*
I don't know what's happening. I don't know anything at all. I don't know what I'm doing, what I'm feeling – I'm in a world of darkness where there is no light to show me the way. I am completely lost. And it's not just in my feelings – it's in school and with my friends as well. I have a feeling that Martha told everyone. That wouldn't be good.
Well, I'm not quite sure that she's told anyone, though it's become quite obvious that she is mad at me for some reason. I think she knows why I was out with the Marauders that night, even though I still don't remember anything. I think she knows – everything. That's kind of a scary thought. But then, Martha and Severus are somewhat scary people. I think they know everything about me – things I've never even told them. I can't keep a thing from them. For all you know, Sev could have known about – my feelings – before I even confirmed them myself, or told Martha, or told Remus, or told – anyone. I'm not sure what to do. I think I'll go to bed – it's getting late and Martha seems to be getting suspicious about what I'm writing here.
*
I'm not sure if anyone's going to find this and read it, but well – I guess whoever does won't really find much. The only reason I'm writing in this – journal – is because Sirius told me to. Who knows why he's started giving me advice about this kind of stuff, but I don't really care. I just need to – how did he phrase it? Get it out of my system. But, wait, what am I trying to forget – Lily?
I don't understand what she does – but she just makes me feel as though – I don't know, actually. I mean, I know, I just – don't. But that doesn't make sense. I know how I feel. I just can't explain it. But, why can't I? What's so complex and confusing about it that I don't know how to express my feelings? I'm a prefect and the top of my year. And yet, I can't talk about some stupid girl.
No, not stupid – brilliant – amazing – wonderful… She's half mad, I swear. No, not half-mad, she's completely crazy. But I love her for it. She may be slightly mad, no, she's completely mad, but – jeez, I'm doing nothing but repeating myself. What good is that?
I don't even know why I love her for being crazy. I'm still not even sure if I love her or not. That's a pretty big word for a fifteen-year-old, that's all I know. No, I don't think I love her. It's just a stupid crush. No, not stupid – smart – unavoidable – but it won't plan my entire life based on her. I'm not that – well, I don't like her that much. I hope.
But how do I know how I really feel? I mean, how can I compare or test my feelings until I know for sure what my feelings are? All I know is that – well, Lily isn't much to look at, unless you count her emerald eyes. As for how smart she is, I don't really know. She's a prefect according to Remus, but I don't know much else. She's an amazing flyer and a Keeper. That I know for a fact. She's got courage and she's a feisty, quick-tongued girl. But other than that, I know next to nothing about her. Then why am I so crazy about her?
Honestly, if I'm not crazy, I don't know what I am! I can't get her out of my mind. Seriously, I haven't been able to get to sleep the last few days just because I can't get her face out of my mind. And it's not as though I see her all the time, or something. I barely see her – and yet it's as though I see her all over the place. I keep thinking she's said my name or laughed at me or with me or something, even if she's not there. I don't know what's wrong with me.
I must be mad. That's the only explanation. A nice couple we'd make. She's half-mad – or completely mad, rather, dragging us out in the middle of the night into the Forbidden Forest – and me, I'm as mad as can be about her, who's even madder? I'm not even making sense anymore. Well, that's a relief, in a way. Anyone who tries to read this stupid thing won't be able to make head or tail of it. I can't even make head or tail of it, come to that.
Crikey, if Sirius or Remus find this – I didn't mean to write this much down in this – this – book or journal or diary or whatever it is.
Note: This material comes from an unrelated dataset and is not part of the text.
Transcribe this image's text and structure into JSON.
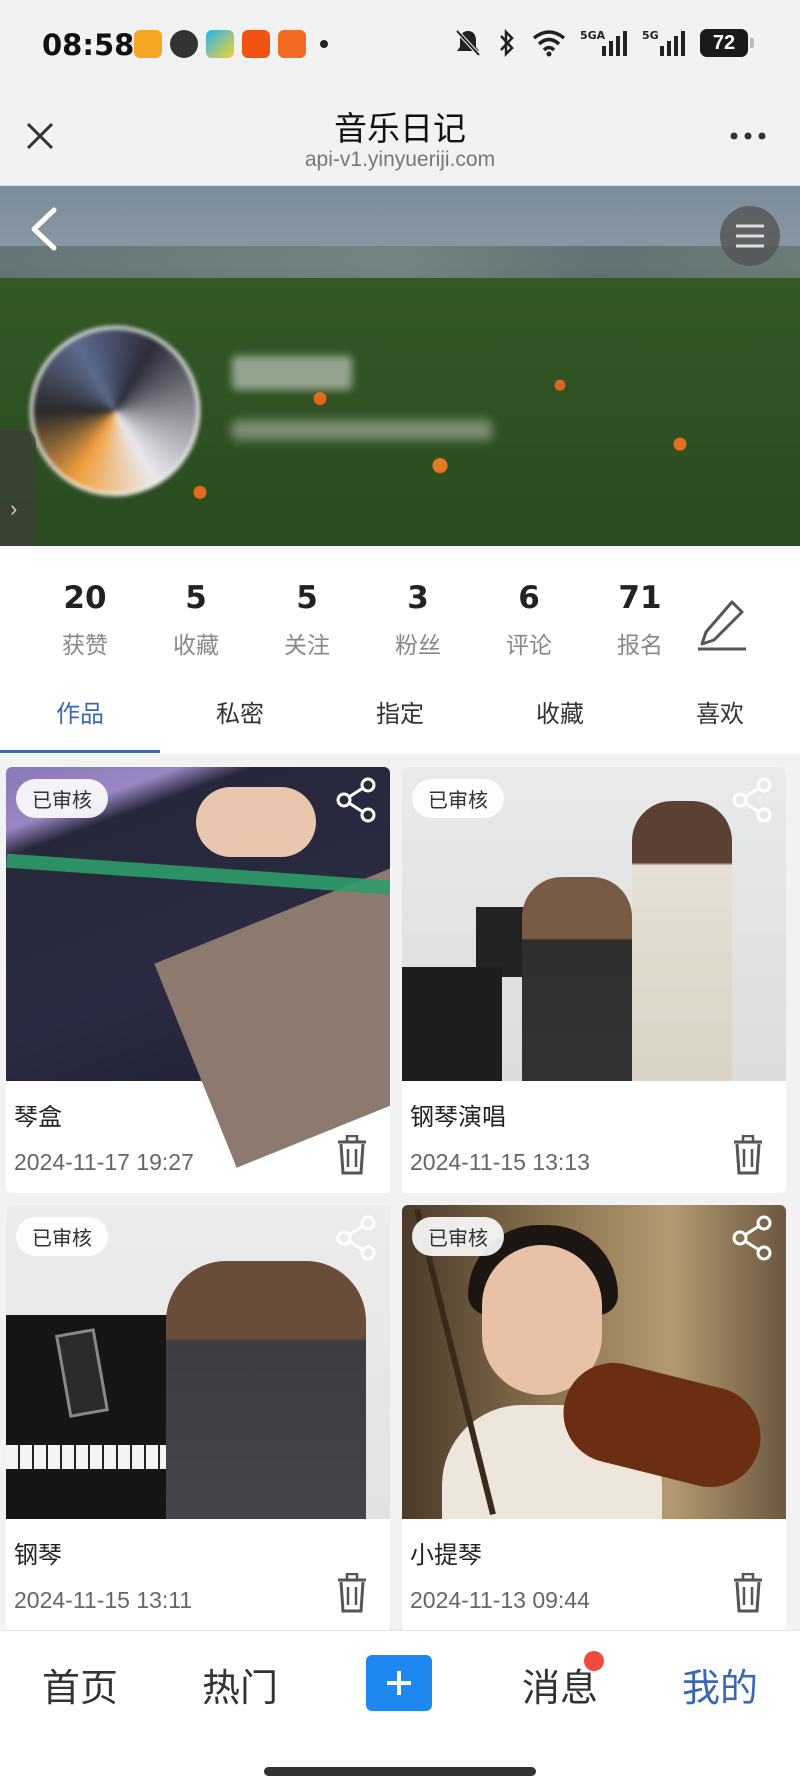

If they find it – I'm toast. The rest of my life is going to be filled with nothing but they're taunting me and teasing me. Oh no, what if Lily finds it? Then I'm going to be a burnt toast. Ha, that was stupid. But it's true. If she knows what I feel like – well, they probably don't call her the Slytherin Queen for nothing. She's probably got some kind of hatred for Gryffindors deep down inside of her. Or else, she probably has some sort of prejudice against guys who like her…
I'm stupid, having a one-sided conversation like this, or rather, writing to myself like this – or whatever it is I'm doing. I just need to forget about her – that's it – just forget. Forget and be happy. That's the only solution. I'll just forget I ever met a Muggle-born redhead with beautiful emerald green eyes (A/N: Lol, my friends were going through their Religion facts – "One heart and one mind in the heart of Jesus" – and I was about to write that down instead of what I really meant! That would've been strange – extremely strange...) named Liliane Evans. It's as easy as that.
Or should I say, easier said than done?